The residual charges used to recover the sunk costs of the power grid should be levied solely on suppliers in future, Ofgem has said.
The regulator believes removing generators’ liability to pay the charges will prevent market distortions and help to create a level playing field between different types of generation.
However, Ofgem’s working paper on the change elicited criticism from the Association for Decentralised Energy, which says the proposals will have consequences that run counter to government’s industrial strategy and smart energy goals.
Payments for use of the electricity network are divided between forward-looking charges, which are intended to reflect users’ impact on costs due to investments in new capacity, and residual charges, which are intended to recover the sunk costs of the existing infrastructure.
At the moment, both suppliers and generators are required to pay residual charges, but in an update to the significant code review which it commenced in August, Ofgem today (6 October) revealed plans to shift the burden to suppliers alone.
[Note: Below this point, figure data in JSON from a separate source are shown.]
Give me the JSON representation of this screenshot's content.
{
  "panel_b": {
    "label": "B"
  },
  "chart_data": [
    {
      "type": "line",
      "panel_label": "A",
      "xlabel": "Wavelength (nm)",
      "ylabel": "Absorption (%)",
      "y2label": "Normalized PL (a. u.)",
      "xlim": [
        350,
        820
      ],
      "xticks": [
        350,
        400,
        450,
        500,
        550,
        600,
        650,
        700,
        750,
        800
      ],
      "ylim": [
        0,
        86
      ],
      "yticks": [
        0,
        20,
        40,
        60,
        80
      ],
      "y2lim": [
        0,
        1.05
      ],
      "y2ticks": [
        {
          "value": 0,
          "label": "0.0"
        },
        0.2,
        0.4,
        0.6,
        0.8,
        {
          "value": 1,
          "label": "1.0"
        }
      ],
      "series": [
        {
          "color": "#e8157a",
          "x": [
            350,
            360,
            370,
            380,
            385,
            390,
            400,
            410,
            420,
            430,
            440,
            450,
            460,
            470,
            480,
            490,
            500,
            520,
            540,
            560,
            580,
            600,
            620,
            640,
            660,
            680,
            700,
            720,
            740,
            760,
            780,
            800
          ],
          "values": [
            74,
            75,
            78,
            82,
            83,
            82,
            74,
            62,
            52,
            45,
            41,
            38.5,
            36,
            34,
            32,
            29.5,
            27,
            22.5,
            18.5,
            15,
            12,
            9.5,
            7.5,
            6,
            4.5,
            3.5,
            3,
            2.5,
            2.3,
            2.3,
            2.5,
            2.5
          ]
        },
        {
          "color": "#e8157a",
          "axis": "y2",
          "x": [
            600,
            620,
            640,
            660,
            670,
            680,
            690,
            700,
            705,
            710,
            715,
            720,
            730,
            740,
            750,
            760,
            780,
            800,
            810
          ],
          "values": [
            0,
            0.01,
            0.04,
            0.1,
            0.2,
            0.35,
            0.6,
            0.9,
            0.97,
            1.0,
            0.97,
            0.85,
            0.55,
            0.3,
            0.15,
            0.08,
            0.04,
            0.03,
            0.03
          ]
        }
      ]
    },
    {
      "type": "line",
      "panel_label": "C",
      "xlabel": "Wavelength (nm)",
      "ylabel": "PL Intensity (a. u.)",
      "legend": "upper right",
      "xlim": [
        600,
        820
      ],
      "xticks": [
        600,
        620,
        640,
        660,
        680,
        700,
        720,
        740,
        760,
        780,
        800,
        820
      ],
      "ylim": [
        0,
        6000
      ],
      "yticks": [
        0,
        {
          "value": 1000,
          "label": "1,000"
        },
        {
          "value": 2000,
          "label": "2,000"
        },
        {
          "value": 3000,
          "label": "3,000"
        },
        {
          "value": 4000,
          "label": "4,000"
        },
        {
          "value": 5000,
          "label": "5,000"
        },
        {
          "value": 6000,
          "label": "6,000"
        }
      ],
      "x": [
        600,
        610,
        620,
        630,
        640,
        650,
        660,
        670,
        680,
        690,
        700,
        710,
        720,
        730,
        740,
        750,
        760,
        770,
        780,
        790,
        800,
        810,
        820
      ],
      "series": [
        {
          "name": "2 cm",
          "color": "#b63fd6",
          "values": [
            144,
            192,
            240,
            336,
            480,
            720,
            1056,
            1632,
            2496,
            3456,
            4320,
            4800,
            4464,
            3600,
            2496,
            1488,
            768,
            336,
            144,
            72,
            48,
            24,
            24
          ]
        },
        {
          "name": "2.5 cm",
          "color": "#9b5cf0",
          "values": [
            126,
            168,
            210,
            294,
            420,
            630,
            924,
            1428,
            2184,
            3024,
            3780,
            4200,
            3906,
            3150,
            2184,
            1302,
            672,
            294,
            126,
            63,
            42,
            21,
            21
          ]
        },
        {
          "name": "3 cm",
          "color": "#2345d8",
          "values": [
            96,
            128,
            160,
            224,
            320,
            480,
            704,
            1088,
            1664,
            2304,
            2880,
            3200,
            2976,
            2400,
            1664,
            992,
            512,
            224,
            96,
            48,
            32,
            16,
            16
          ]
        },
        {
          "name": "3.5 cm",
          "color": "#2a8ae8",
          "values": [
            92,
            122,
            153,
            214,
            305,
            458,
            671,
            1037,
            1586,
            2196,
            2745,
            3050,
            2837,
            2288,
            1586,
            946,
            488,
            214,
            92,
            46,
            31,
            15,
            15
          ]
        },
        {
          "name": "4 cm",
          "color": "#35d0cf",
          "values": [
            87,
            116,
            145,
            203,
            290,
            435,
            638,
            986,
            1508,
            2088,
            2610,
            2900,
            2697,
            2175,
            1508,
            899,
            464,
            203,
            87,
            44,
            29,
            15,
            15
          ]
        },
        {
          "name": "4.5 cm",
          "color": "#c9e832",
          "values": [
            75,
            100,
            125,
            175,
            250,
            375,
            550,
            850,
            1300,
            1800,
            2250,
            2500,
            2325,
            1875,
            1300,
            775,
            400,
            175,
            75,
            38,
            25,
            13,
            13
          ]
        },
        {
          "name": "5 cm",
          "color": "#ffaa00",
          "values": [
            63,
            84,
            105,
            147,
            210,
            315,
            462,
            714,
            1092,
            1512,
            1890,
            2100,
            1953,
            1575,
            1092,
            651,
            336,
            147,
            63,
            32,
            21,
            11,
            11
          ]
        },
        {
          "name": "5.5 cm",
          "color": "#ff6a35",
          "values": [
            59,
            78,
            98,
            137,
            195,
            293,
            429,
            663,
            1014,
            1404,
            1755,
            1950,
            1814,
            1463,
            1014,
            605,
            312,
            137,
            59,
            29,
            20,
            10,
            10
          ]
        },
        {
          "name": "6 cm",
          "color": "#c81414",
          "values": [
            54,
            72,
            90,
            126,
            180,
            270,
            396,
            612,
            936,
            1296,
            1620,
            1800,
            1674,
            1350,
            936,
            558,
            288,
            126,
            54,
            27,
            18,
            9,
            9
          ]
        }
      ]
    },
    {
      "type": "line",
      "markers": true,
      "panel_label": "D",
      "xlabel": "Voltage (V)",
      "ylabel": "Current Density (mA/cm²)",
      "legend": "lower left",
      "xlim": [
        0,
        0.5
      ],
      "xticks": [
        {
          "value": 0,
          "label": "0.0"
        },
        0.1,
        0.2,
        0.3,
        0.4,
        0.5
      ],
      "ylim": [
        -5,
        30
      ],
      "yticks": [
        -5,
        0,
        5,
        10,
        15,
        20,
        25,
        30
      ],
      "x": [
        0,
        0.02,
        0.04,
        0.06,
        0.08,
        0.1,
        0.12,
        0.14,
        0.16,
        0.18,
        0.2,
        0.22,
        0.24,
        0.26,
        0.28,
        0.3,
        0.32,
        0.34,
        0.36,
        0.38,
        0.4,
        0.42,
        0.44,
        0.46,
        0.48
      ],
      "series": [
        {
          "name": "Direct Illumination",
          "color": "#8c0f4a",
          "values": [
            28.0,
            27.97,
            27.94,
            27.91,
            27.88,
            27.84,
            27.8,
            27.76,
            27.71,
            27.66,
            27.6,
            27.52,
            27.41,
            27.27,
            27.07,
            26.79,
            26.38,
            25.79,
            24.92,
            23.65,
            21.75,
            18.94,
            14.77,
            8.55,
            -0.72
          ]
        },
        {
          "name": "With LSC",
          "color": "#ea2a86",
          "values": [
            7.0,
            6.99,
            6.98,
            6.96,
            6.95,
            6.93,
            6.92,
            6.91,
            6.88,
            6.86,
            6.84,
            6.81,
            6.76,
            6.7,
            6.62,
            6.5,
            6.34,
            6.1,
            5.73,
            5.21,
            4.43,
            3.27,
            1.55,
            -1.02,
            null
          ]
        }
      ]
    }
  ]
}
“Residual charges are intended to ensure revenue recovery and are not designed to incentivise specific actions by network users,” the paper states. “However, they can create significant opportunities for some users to avoid paying them if they are not well designed.”
Ofgem says the current charging arrangements allow some users to reduce their exposure to network costs by adjusting their production and consumption of power. Without reforms, those users which are able unable to do likewise will be left to pay for a growing share of the bill. They are likely to include small businesses and households in general, and more vulnerable customers in particular.
By enabling some network users to avoid the charges, the present arrangements also affect operational and investment decisions by generators – potentially adding to overall system costs.
Ofgem plans to end these distortions by removing generators’ liability to pay the charges. The regulator says this will level the playing field for different types of generation, for example, between domestic and interconnected generation and potentially also between metered and behind-the-meter generation.
It says this is preferable to either splitting the charges between generators and suppliers or charging only generators, since neither alternative would entirely remove the distortions which it is attempting to address.
The regulator also argues that loading the charges solely onto suppliers will be simpler than creating a new split system and would represent the least change when compared to the present situation as suppliers already shoulder the majority of residual charges.
The working paper includes potential mechanisms for the allocation of residual charges. The options still on the table are: continuing with the current arrangements; fixed charges per user; ex ante and ex post capacity demand charges; and gross volumetric consumption charges (although only for business customers). The last option would see customers charged for all electricity they consume, including power produced from behind-the-meter generation.
Net volumetric demand charges, net volumetric import and export charges, and peak import or export capacity charges have all been discounted as potential solutions.
Ofgem will now conduct further assessments of the options deemed to be viable.
Responding to the update, the Association for Decentralised Energy (ADE) warned that exposing behind-the-meter generation to residual charges would undermine the ability of businesses to help realise the government’s energy policy goals.
“We welcome consideration of new ideas to ensure all customers, including those with and without their own generation, are charged fairly to pay for network costs,” said ADE director Tim Rotheray.
“But at a time that the national electricity network costs have grown from £943 million in 2007 to £3.7 billion by 2021, we need to be doing all we can to incentivise behaviour that keeps network costs down.
“For Ofgem’s review to be done right, it needs to fully, carefully and methodically consider the costs and benefits that business energy users provide to all consumers over the long term by reducing their use of the electricity networks. Otherwise Ofgem will be asking business users to pay over the odds for networks they barely use, and industrial sites will see large, unfair increases in their electricity bills in contradiction with the aims of the government’s energy cost review.”
The regulator’s latest proposals for changes to the way residual charges are applied follows its decision earlier this year to drastically reduce the triad avoidance payments that small-scale distributed generators can earn by helping suppliers to reduce their residual transmission charges.